The process also forces us to make decisions that are reasonably defensible. The act of having to write down why a decision has been made—and reference the exact code in doing so—forces a discipline on the entire process that reduces arbitrary decisions. None of this is to suggest that Minnesota cities never make a bad call—of course they do—but simply that there are good mechanisms in place to correct them and to encourage learning from mistakes.

Finally, this process is how we show respect to each other. If we want people to invest in our communities, we must be clear about what we want and have a discernible and reliable process to accomplish that. If we want people to have faith in our local government, we must be transparent in our actions and predictable in our outcomes. To me, anything else seems like a failure.

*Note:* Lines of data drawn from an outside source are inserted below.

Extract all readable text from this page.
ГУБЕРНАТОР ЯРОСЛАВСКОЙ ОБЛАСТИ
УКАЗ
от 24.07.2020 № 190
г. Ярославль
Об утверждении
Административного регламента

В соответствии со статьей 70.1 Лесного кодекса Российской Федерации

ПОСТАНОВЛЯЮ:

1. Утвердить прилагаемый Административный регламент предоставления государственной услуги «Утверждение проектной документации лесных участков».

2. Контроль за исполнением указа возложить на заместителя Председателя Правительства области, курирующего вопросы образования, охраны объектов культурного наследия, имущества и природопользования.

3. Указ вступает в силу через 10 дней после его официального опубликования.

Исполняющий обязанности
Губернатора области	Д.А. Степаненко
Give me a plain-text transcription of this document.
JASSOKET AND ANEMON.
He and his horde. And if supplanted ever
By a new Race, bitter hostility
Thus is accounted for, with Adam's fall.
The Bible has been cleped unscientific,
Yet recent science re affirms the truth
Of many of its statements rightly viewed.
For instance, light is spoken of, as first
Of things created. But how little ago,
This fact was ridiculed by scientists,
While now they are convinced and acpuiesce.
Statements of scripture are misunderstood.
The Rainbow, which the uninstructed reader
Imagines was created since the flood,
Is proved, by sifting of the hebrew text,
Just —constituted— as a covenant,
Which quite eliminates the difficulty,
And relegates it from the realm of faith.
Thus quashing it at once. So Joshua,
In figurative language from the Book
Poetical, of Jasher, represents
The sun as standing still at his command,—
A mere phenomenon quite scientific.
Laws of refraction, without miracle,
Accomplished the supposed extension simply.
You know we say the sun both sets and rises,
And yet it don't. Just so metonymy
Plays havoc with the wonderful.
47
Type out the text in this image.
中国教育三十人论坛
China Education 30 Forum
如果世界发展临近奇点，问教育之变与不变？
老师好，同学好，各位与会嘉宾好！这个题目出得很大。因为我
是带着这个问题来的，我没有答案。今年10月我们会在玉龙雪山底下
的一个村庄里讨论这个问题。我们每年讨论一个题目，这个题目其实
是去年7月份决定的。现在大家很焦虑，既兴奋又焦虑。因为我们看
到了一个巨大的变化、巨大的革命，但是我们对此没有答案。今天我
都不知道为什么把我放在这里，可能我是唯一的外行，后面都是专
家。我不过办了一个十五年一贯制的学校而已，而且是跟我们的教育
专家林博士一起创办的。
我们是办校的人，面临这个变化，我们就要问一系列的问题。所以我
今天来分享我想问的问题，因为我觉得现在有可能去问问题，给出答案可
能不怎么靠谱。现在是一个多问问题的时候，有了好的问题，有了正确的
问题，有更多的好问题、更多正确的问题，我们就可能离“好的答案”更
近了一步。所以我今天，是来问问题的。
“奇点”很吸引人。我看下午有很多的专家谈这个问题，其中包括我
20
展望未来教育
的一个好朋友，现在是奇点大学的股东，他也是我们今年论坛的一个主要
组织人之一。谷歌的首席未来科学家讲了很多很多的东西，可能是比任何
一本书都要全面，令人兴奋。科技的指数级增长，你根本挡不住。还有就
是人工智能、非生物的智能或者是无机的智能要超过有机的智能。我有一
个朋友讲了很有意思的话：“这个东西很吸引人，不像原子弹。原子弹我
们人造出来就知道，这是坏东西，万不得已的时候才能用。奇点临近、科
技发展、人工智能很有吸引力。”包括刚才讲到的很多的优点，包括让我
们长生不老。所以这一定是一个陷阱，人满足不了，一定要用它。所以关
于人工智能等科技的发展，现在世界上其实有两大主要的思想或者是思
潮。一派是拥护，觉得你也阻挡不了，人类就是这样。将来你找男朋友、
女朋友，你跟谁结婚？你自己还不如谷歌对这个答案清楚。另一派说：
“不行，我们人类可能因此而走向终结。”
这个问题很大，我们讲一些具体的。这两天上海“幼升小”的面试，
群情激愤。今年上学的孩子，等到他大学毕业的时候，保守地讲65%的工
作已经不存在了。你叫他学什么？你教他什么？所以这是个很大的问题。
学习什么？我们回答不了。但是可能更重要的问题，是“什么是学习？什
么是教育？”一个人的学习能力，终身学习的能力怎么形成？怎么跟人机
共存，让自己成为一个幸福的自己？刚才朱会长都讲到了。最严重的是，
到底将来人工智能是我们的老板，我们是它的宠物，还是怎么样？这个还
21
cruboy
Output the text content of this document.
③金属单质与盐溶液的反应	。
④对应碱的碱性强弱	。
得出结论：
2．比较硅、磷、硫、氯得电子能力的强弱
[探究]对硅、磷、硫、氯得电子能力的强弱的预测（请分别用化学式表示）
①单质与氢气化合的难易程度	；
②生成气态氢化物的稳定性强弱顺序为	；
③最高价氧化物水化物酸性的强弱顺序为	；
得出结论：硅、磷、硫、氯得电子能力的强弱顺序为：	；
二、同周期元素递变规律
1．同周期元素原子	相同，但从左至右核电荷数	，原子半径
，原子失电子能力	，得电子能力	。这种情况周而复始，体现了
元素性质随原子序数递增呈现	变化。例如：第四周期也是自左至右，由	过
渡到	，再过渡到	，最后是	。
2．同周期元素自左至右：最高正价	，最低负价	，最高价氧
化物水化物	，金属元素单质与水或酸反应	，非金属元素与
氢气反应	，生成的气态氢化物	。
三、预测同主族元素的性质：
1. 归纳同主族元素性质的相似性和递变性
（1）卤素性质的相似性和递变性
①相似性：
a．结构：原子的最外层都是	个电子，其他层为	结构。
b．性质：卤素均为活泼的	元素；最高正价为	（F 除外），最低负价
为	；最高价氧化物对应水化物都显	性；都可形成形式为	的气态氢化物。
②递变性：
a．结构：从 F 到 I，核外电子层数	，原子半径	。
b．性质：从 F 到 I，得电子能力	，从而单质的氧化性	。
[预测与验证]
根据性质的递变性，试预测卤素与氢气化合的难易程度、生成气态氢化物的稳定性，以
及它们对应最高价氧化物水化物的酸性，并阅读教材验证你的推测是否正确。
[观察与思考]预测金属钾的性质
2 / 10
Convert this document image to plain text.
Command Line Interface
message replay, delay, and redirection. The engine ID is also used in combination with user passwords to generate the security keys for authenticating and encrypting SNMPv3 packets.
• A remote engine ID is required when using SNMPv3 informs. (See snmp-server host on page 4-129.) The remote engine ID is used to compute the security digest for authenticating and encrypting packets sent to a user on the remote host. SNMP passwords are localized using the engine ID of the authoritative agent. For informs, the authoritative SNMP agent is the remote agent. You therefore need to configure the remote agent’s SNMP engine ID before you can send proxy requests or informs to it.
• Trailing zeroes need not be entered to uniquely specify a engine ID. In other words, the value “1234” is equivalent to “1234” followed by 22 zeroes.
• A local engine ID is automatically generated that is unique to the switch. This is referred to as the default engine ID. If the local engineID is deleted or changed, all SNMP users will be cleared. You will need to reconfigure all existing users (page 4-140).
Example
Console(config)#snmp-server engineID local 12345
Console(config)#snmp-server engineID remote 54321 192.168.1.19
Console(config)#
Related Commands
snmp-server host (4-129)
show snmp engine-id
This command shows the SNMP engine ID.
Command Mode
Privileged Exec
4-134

I’ve been pondering bills like SB 50 in California—another set of centralized directives on what local government can and can’t approve. (SB 50 would override local zoning for certain types of housing near transit, requiring automatic approval of those homes.) SB 50 reflects a trend in several states—in response to the dysfunction of local zoning and approval processes—toward legislation that would have the states act as the equivalent of helicopter parents toward unruly cities, directly taking over the authority to make decisions that have always been local ones. It seems more and more like we need a better alternative.

Instead, a good start would be to require our local governments to develop some discipline and reliability in their permitting approach. These are practices that demonstrate respect for both our civic institutions and the people they are supposed to serve. Without this base level of respect, all the other tinkering we do with codes and processes and requirements seems kind of silly.